Bright headlights shone through the fog that had settled around me, and I looked up to see if they were headed in my direction. I squinted my eyes as a small black car with tinted windows pulled up and stopped in front of my bench. The passenger window rolled down to reveal a pretty young woman.

"Abigail?" she asked, smiling nervously. I nodded and smiled back weakly. Her door opened and she rushed to my side to wrap me in a slightly forced hug.

"I'm Laura. Do you remember me?" She held me out at arms length to examine me. I suddenly felt like crying.

"I do." I said. A man appeared beside her.

"This is Christopher." she introduced her husband. He smiled and picked up my duffel bag before slinging it over his shoulder.

"How was your flight?" Christopher asked with worried eyes.

"Long, but fine." I replied. I was fighting desperately to keep my smile from falling, and I could tell he had noticed. No more questions were asked as Christopher grabbed the handle of my rolling suitcase then pulled it over to the trunk of their car. Laura took my hand and led me to the passenger side where she opened the back door for me. I slid in and let her shut the door behind me. I heard their muffled voices through the open trunk behind me and shut my eyes to try and drown out the worry and anxiousness that was floating in with their words.
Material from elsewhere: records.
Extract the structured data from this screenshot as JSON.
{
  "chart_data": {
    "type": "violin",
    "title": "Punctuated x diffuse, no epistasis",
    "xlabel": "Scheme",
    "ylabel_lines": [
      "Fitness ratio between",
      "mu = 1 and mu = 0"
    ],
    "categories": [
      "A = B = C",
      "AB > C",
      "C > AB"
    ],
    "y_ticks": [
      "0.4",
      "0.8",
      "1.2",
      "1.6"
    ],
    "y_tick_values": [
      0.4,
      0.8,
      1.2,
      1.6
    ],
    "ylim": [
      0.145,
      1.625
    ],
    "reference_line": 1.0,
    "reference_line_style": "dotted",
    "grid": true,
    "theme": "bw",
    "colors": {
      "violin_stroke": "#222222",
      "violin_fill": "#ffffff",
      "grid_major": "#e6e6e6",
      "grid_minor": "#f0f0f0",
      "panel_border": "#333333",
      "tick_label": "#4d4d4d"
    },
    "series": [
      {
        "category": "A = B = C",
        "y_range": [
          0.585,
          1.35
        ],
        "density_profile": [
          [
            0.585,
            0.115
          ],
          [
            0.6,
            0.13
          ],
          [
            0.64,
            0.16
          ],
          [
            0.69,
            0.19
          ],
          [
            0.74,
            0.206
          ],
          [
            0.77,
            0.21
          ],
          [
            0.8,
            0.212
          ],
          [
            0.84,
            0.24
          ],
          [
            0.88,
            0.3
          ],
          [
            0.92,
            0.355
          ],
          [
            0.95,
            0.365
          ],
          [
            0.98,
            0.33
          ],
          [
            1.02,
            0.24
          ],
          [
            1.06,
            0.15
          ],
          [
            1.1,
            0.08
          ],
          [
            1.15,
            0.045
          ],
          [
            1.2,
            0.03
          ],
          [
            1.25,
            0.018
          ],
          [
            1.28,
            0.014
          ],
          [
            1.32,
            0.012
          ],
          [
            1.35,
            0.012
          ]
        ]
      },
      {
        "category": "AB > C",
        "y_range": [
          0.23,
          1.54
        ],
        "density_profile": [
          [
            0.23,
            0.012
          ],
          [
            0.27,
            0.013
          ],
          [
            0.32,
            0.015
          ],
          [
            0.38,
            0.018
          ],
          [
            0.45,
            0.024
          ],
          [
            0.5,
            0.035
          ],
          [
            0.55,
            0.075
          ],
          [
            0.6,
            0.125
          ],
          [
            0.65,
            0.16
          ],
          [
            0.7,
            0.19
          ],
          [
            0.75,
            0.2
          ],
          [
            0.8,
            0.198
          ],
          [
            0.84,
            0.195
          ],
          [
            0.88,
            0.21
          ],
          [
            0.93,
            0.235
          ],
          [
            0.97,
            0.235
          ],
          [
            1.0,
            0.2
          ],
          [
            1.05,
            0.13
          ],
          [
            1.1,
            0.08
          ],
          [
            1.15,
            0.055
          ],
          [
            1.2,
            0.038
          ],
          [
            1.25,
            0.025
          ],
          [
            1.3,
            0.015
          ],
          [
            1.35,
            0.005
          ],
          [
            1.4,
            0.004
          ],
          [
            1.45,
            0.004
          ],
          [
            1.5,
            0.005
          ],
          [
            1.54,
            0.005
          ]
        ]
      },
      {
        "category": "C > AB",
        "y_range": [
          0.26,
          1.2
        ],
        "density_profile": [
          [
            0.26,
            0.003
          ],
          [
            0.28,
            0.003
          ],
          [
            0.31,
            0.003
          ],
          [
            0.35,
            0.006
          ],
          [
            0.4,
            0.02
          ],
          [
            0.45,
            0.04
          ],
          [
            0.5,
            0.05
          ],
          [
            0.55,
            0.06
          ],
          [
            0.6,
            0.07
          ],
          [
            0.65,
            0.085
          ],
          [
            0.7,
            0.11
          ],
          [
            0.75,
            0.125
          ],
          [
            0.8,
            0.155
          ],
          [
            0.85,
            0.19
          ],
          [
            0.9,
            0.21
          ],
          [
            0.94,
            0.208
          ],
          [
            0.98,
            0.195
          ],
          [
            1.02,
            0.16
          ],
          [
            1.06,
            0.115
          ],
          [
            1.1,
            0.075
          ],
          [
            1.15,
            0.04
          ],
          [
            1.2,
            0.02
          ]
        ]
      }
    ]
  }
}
When I opened them again, Laura and Christopher were seated in front of me and the car was moving slowly through the misty evening streets. I didn't look out the window as we drove. My eyes were fixed on my feet and the way they bounced each time the car hit mis-paved cobblestones on the road. I wanted to go back home. I wanted to see my parents again. I wanted my life back. As the heavy silence in the car surrounded and suffocated me, I let my tears fall. The young married couple in front of me didn't want to raise a sixteen year old girl. They didn't want me, and I didn't blame them. I didn't want them either.